O diretor jurídico do Sindicato dos Bancários, Alan Patrício, confirma que são muitas as denúncias de funcionários contra o grupo Salinas. Ele não reconhece que o serviço prestado pelos postos do Azteca dentro das lojas Elektra seja meramente de correspondência bancária. “Num posto Azteca o cliente abre conta corrente, faz empréstimo pessoal para financiamento de bens móveis, tem aplicação. Num correspondente bancário não se faz nada disso. As lotéricas agora estão abrindo a Conta Fácil, por meio do governo federal, mas há limitações que só uma agência bancária pode servir”, comparou.
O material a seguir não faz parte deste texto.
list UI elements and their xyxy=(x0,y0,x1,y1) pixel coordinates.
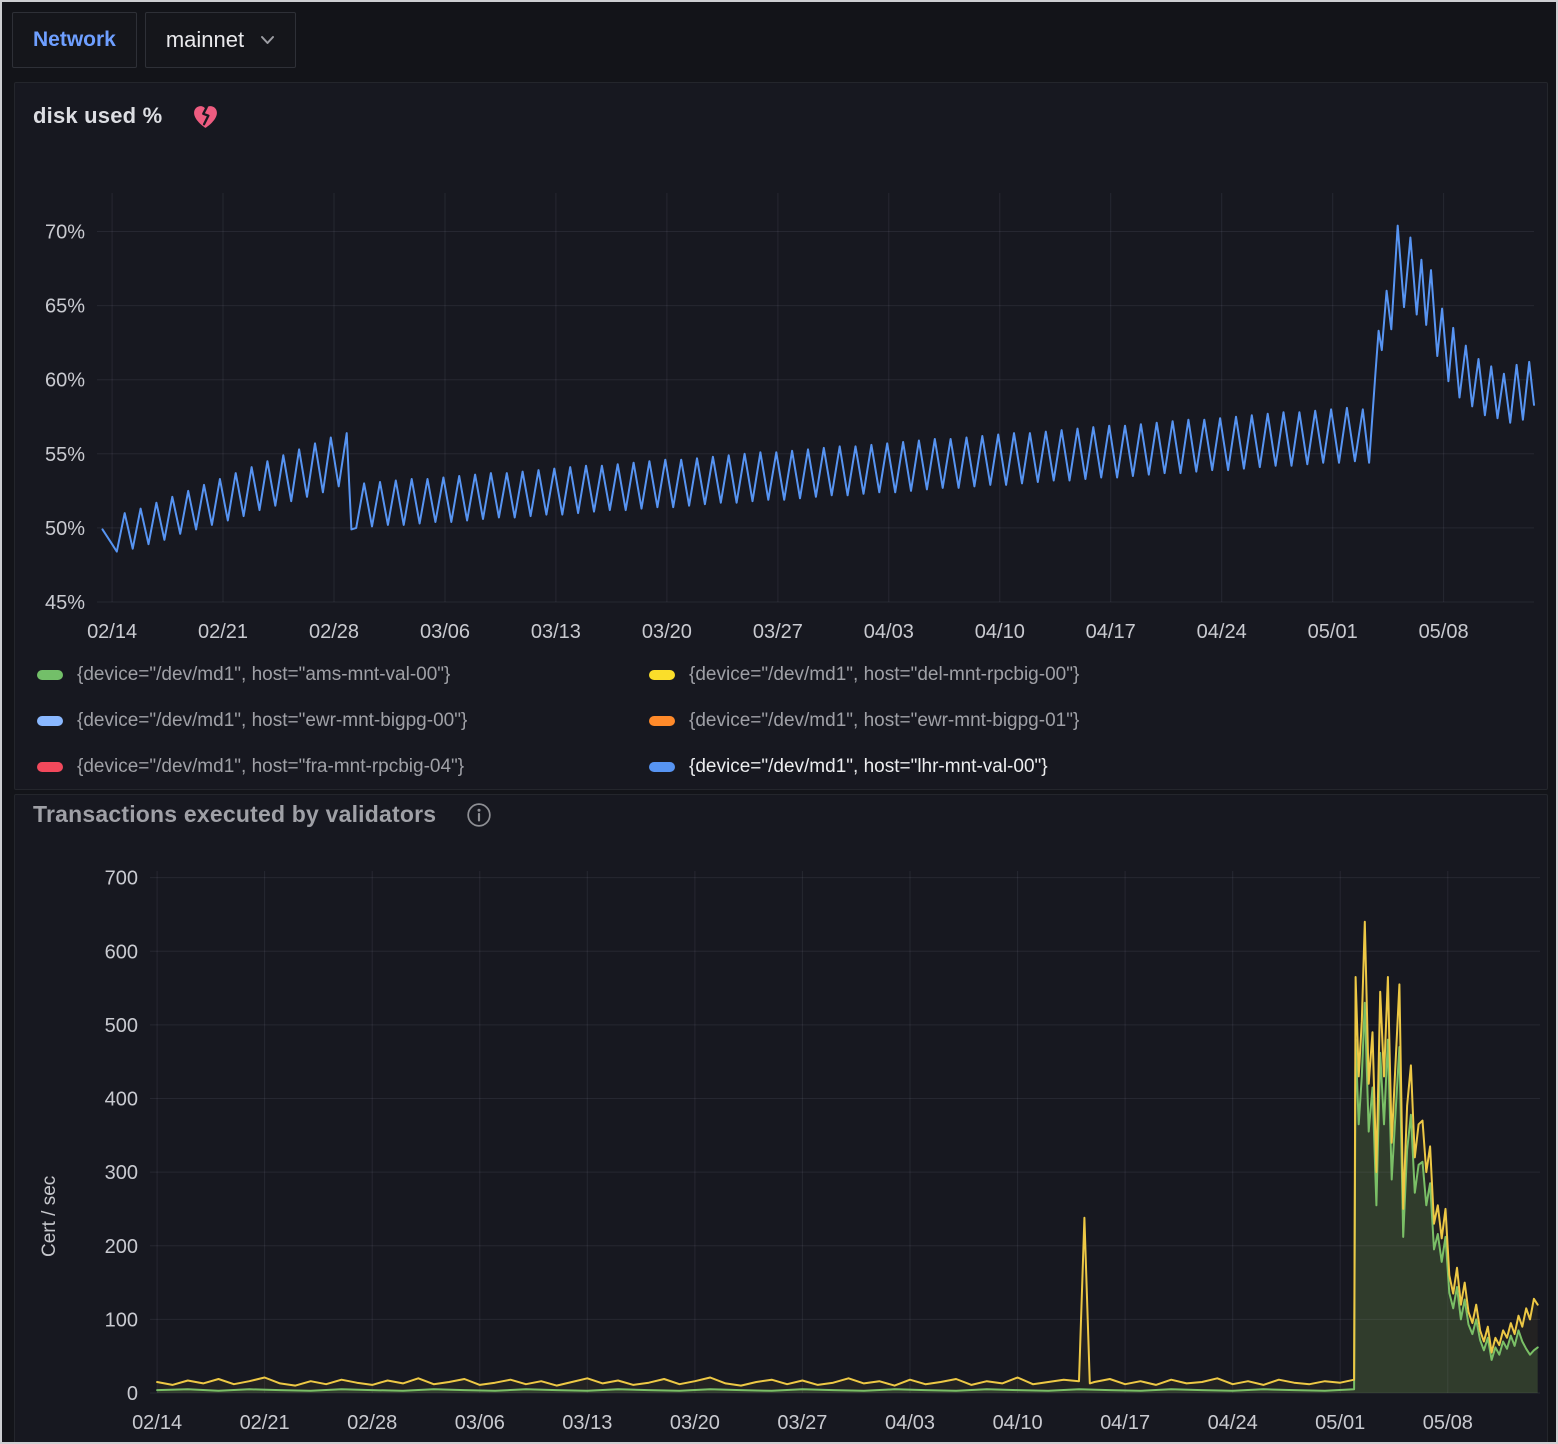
x-tick-label: 03/13 xyxy=(531,621,581,643)
legend-item[interactable]: {device="/dev/md1", host="del-mnt-rpcbig… xyxy=(649,653,1527,697)
legend-item[interactable]: {device="/dev/md1", host="lhr-mnt-val-00… xyxy=(649,745,1527,789)
y-tick-label: 300 xyxy=(105,1162,138,1184)
series-line-{device="/dev/md1", host="lhr-mnt-val-00"} xyxy=(103,226,1535,552)
x-tick-label: 04/03 xyxy=(864,621,914,643)
x-tick-label: 04/10 xyxy=(975,621,1025,643)
x-tick-label: 05/08 xyxy=(1419,621,1469,643)
y-tick-label: 65% xyxy=(45,296,85,318)
transactions-chart[interactable]: 0 100 200 300 400 500 600 700 02/14 02/21 02/28 03/… xyxy=(15,843,1547,1444)
info-circle-icon[interactable] xyxy=(466,802,492,828)
dashboard-variables-toolbar: Network mainnet xyxy=(12,12,296,68)
transactions-panel: Transactions executed by validators Cert… xyxy=(14,794,1548,1444)
network-variable-label-box: Network xyxy=(12,12,137,68)
legend-label: {device="/dev/md1", host="ewr-mnt-bigpg-… xyxy=(689,710,1079,732)
y-tick-label: 50% xyxy=(45,518,85,540)
x-tick-label: 02/14 xyxy=(132,1412,182,1434)
disk-panel-header: disk used % xyxy=(33,103,219,129)
x-tick-label: 03/06 xyxy=(455,1412,505,1434)
grafana-dashboard: Network mainnet disk used % 45% 50% 55% 60%… xyxy=(0,0,1558,1444)
legend-swatch xyxy=(37,762,63,772)
network-variable-value: mainnet xyxy=(166,27,244,53)
x-tick-label: 05/01 xyxy=(1308,621,1358,643)
y-tick-label: 600 xyxy=(105,941,138,963)
legend-swatch xyxy=(37,716,63,726)
y-tick-label: 100 xyxy=(105,1309,138,1331)
series-area-validators-green xyxy=(157,1003,1538,1393)
network-variable-dropdown[interactable]: mainnet xyxy=(145,12,296,68)
x-tick-label: 05/08 xyxy=(1423,1412,1473,1434)
x-tick-label: 04/17 xyxy=(1086,621,1136,643)
x-tick-label: 04/10 xyxy=(993,1412,1043,1434)
y-tick-label: 400 xyxy=(105,1089,138,1111)
x-tick-label: 02/28 xyxy=(347,1412,397,1434)
legend-label: {device="/dev/md1", host="del-mnt-rpcbig… xyxy=(689,664,1079,686)
transactions-panel-header: Transactions executed by validators xyxy=(33,801,492,828)
legend-swatch xyxy=(649,716,675,726)
chevron-down-icon xyxy=(260,35,275,45)
broken-heart-icon xyxy=(192,104,219,129)
series-line-validators-green xyxy=(157,1003,1538,1391)
transactions-panel-title[interactable]: Transactions executed by validators xyxy=(33,801,436,828)
disk-used-panel: disk used % 45% 50% 55% 60% 65% 70% 02/14 02/21… xyxy=(14,82,1548,790)
y-tick-label: 500 xyxy=(105,1015,138,1037)
y-tick-label: 200 xyxy=(105,1236,138,1258)
legend-item[interactable]: {device="/dev/md1", host="ewr-mnt-bigpg-… xyxy=(37,699,649,743)
y-tick-label: 70% xyxy=(45,222,85,244)
x-tick-label: 04/03 xyxy=(885,1412,935,1434)
legend-item[interactable]: {device="/dev/md1", host="ewr-mnt-bigpg-… xyxy=(649,699,1527,743)
legend-swatch xyxy=(649,762,675,772)
x-tick-label: 03/06 xyxy=(420,621,470,643)
legend-swatch xyxy=(649,670,675,680)
y-tick-label: 0 xyxy=(127,1383,138,1405)
x-tick-label: 04/24 xyxy=(1197,621,1247,643)
x-tick-label: 03/20 xyxy=(670,1412,720,1434)
y-tick-label: 60% xyxy=(45,370,85,392)
x-tick-label: 05/01 xyxy=(1315,1412,1365,1434)
y-tick-label: 700 xyxy=(105,868,138,890)
network-variable-label: Network xyxy=(33,28,116,52)
x-tick-label: 03/13 xyxy=(562,1412,612,1434)
legend-label: {device="/dev/md1", host="ams-mnt-val-00… xyxy=(77,664,450,686)
x-tick-label: 02/21 xyxy=(240,1412,290,1434)
series-line-validators-yellow xyxy=(157,922,1538,1386)
legend-swatch xyxy=(37,670,63,680)
x-tick-label: 03/27 xyxy=(753,621,803,643)
x-tick-label: 02/21 xyxy=(198,621,248,643)
legend-label: {device="/dev/md1", host="ewr-mnt-bigpg-… xyxy=(77,710,467,732)
x-tick-label: 03/20 xyxy=(642,621,692,643)
legend-item[interactable]: {device="/dev/md1", host="fra-mnt-rpcbig… xyxy=(37,745,649,789)
x-tick-label: 04/24 xyxy=(1208,1412,1258,1434)
disk-used-chart[interactable]: 45% 50% 55% 60% 65% 70% 02/14 02/21 02/28 03/06 03… xyxy=(15,133,1547,649)
y-tick-label: 45% xyxy=(45,592,85,614)
x-tick-label: 04/17 xyxy=(1100,1412,1150,1434)
x-tick-label: 03/27 xyxy=(777,1412,827,1434)
disk-panel-title[interactable]: disk used % xyxy=(33,103,162,129)
legend-label: {device="/dev/md1", host="lhr-mnt-val-00… xyxy=(689,756,1048,778)
series-area-validators-yellow xyxy=(157,922,1538,1393)
legend-label: {device="/dev/md1", host="fra-mnt-rpcbig… xyxy=(77,756,464,778)
disk-chart-legend: {device="/dev/md1", host="ams-mnt-val-00… xyxy=(37,653,1527,789)
y-tick-label: 55% xyxy=(45,444,85,466)
x-tick-label: 02/14 xyxy=(87,621,137,643)
x-tick-label: 02/28 xyxy=(309,621,359,643)
legend-item[interactable]: {device="/dev/md1", host="ams-mnt-val-00… xyxy=(37,653,649,697)
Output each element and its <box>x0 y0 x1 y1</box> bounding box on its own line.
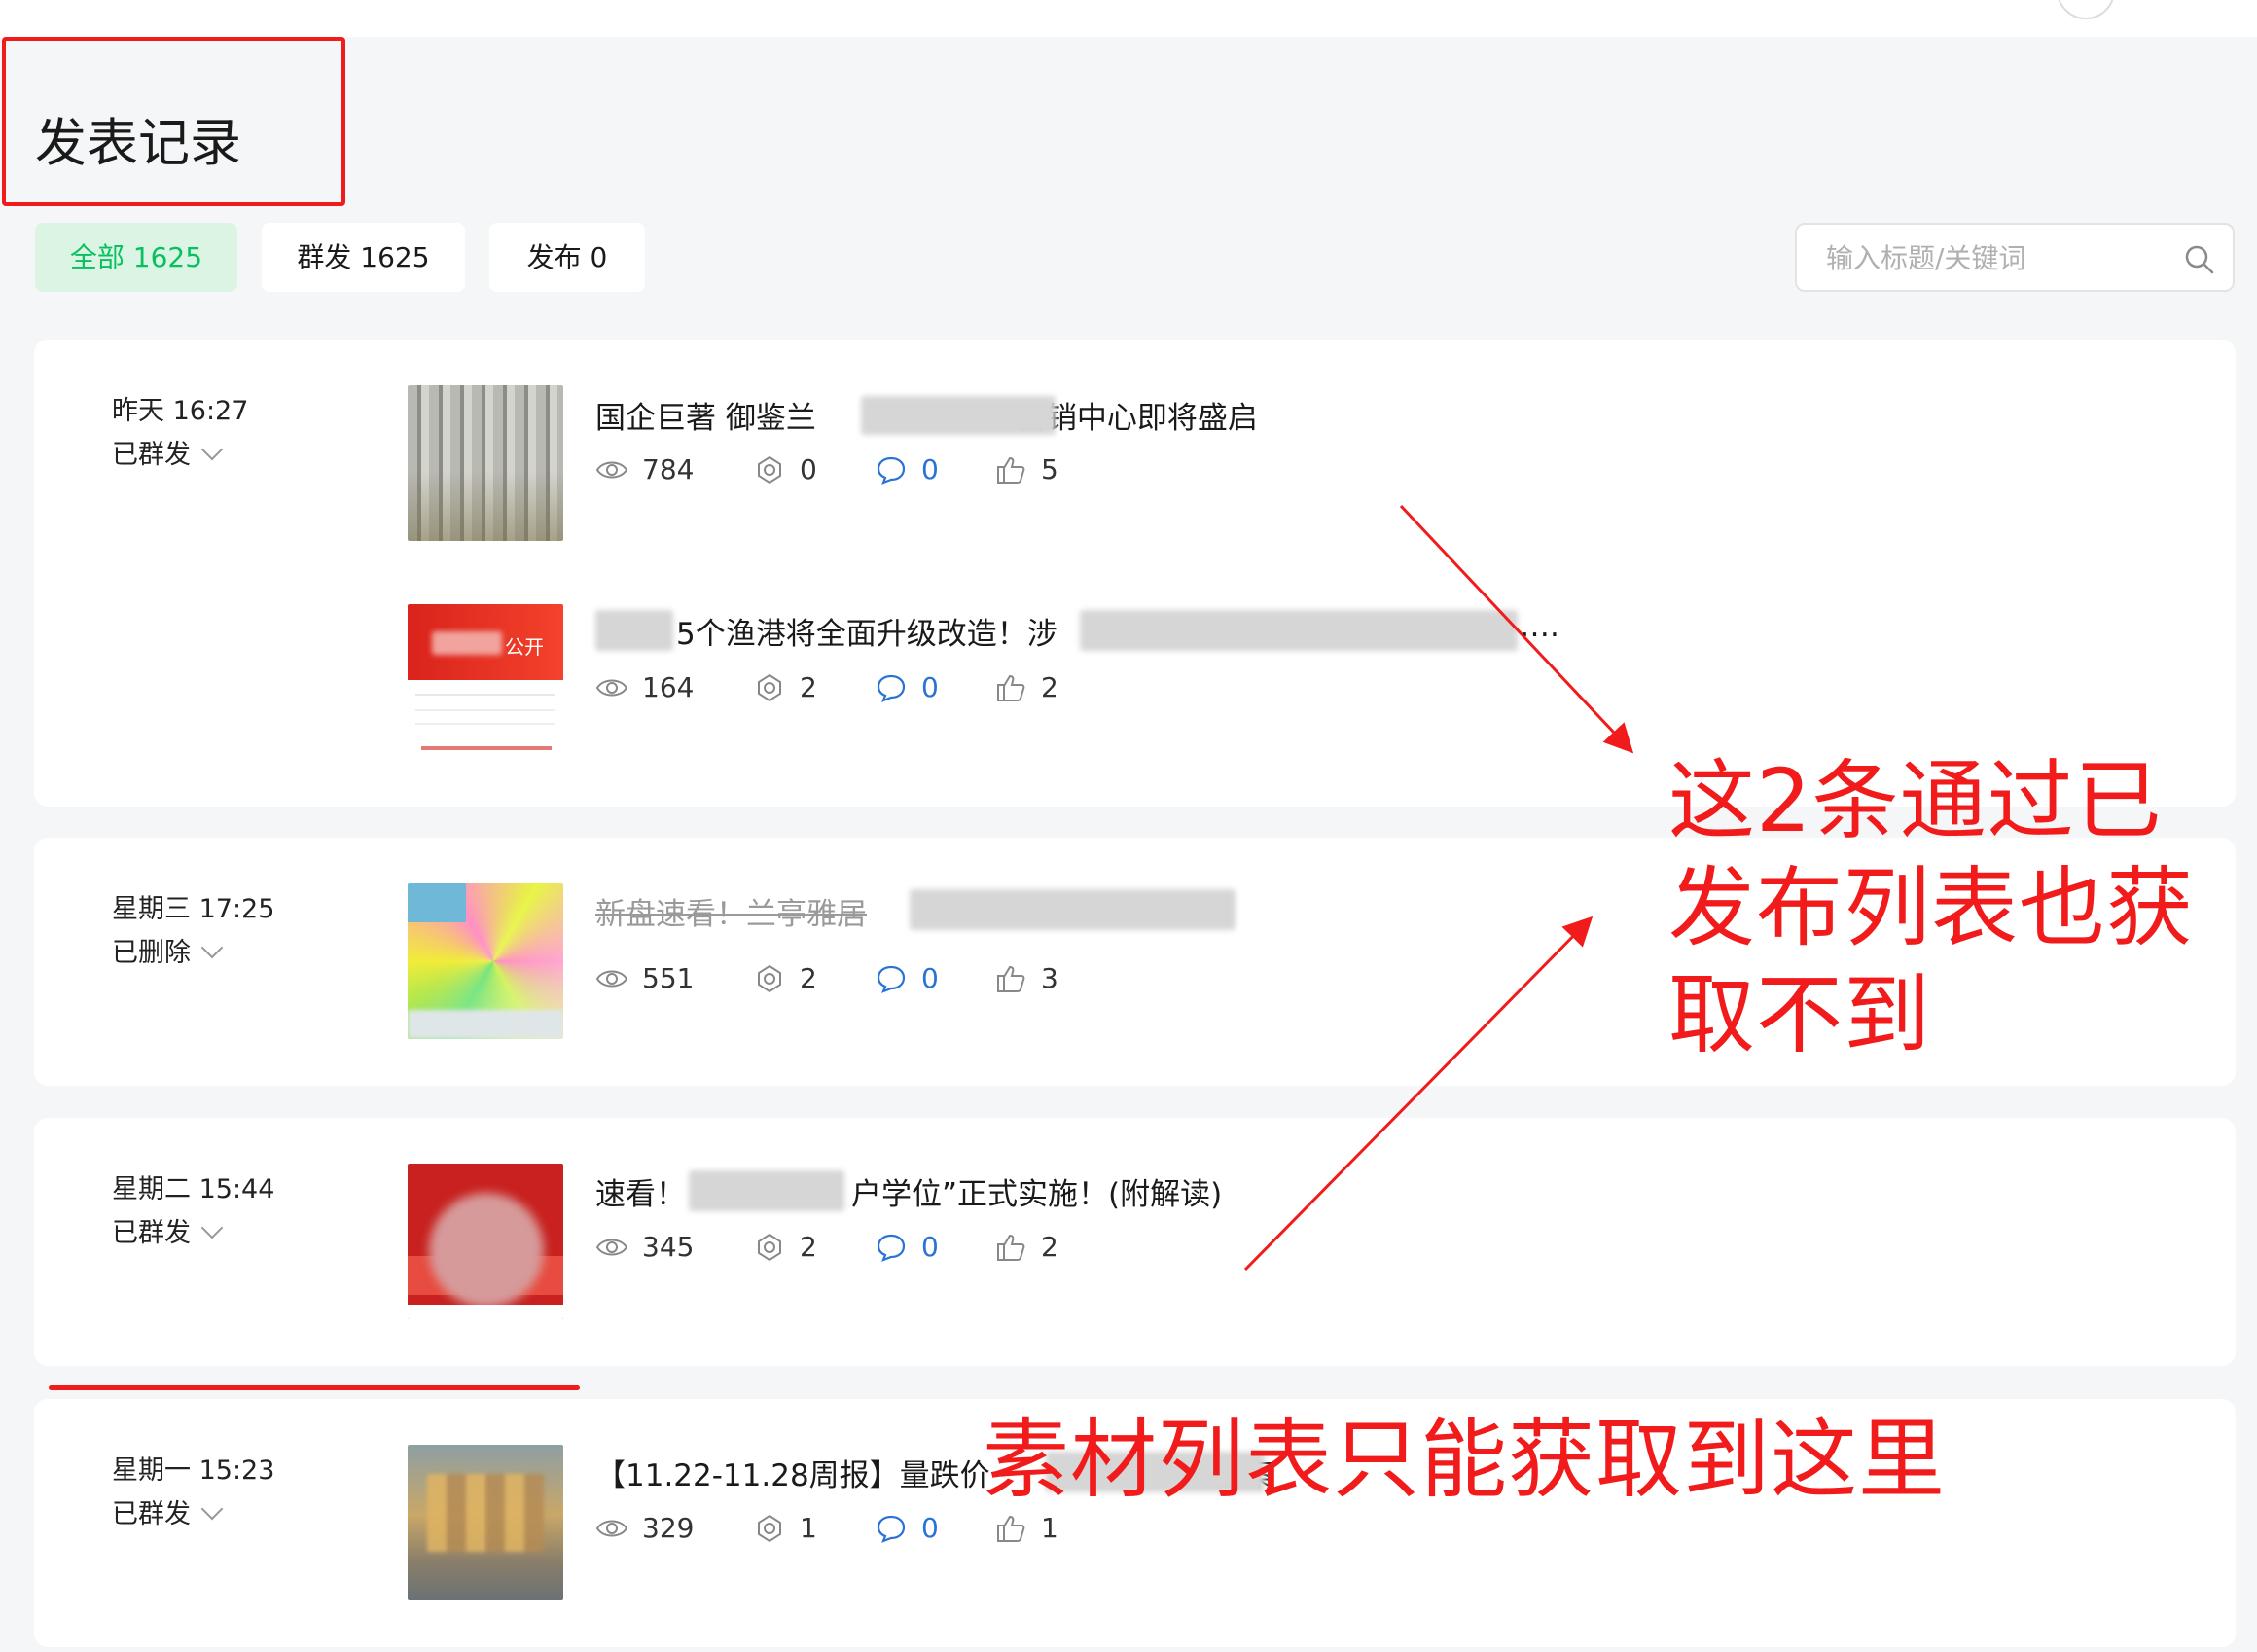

Na avaliação de Patrício, os funcionários do Azteca têm razão em acionar o grupo, porque a diferença entre comerciário e bancário são grandes. “Quem entra na Justiça pede equiparação salarial e todos os benefícios. Uma parte faz acordo, mas a outra mantém o processo e é ganho de causa garantido. O piso de bancário, pago a um escriturário é de R$ 980. No Azteca estão pagando o mínimo do comércio (cerca de R$ 500). Além disso, trabalham mais de oito horas, inclusive nos sábados e domingos. Não recebem vantagens de nossa convenção coletiva, como pré-aposentadoria, plano de saúde, participação nos lucros, estabilidade empregatícia após acidente de trabalho (normalmente lesão por esforço repetitivo), são vários os direitos.”

 

INDICIAMENTO

 

No final do mês passado a delegada da Mustardinha Genezil Coelho encaminhou à Justiça o inquérito aberto por causa de denúncias de constrangimento por parte de clientes inadimplentes, que alegavam ter tido a casa invadida por cobradores do grupo mexicano. A investigação gerou o indiciamento de quatro executivos do grupo por formação de quadrilha, violação de domicílio, constrangimento ilegal e ameaça. O processo está correndo na Justiça estadual. Em 24 meses de atuação no Brasil, a rede tem 18 unidades apenas em Pernambuco.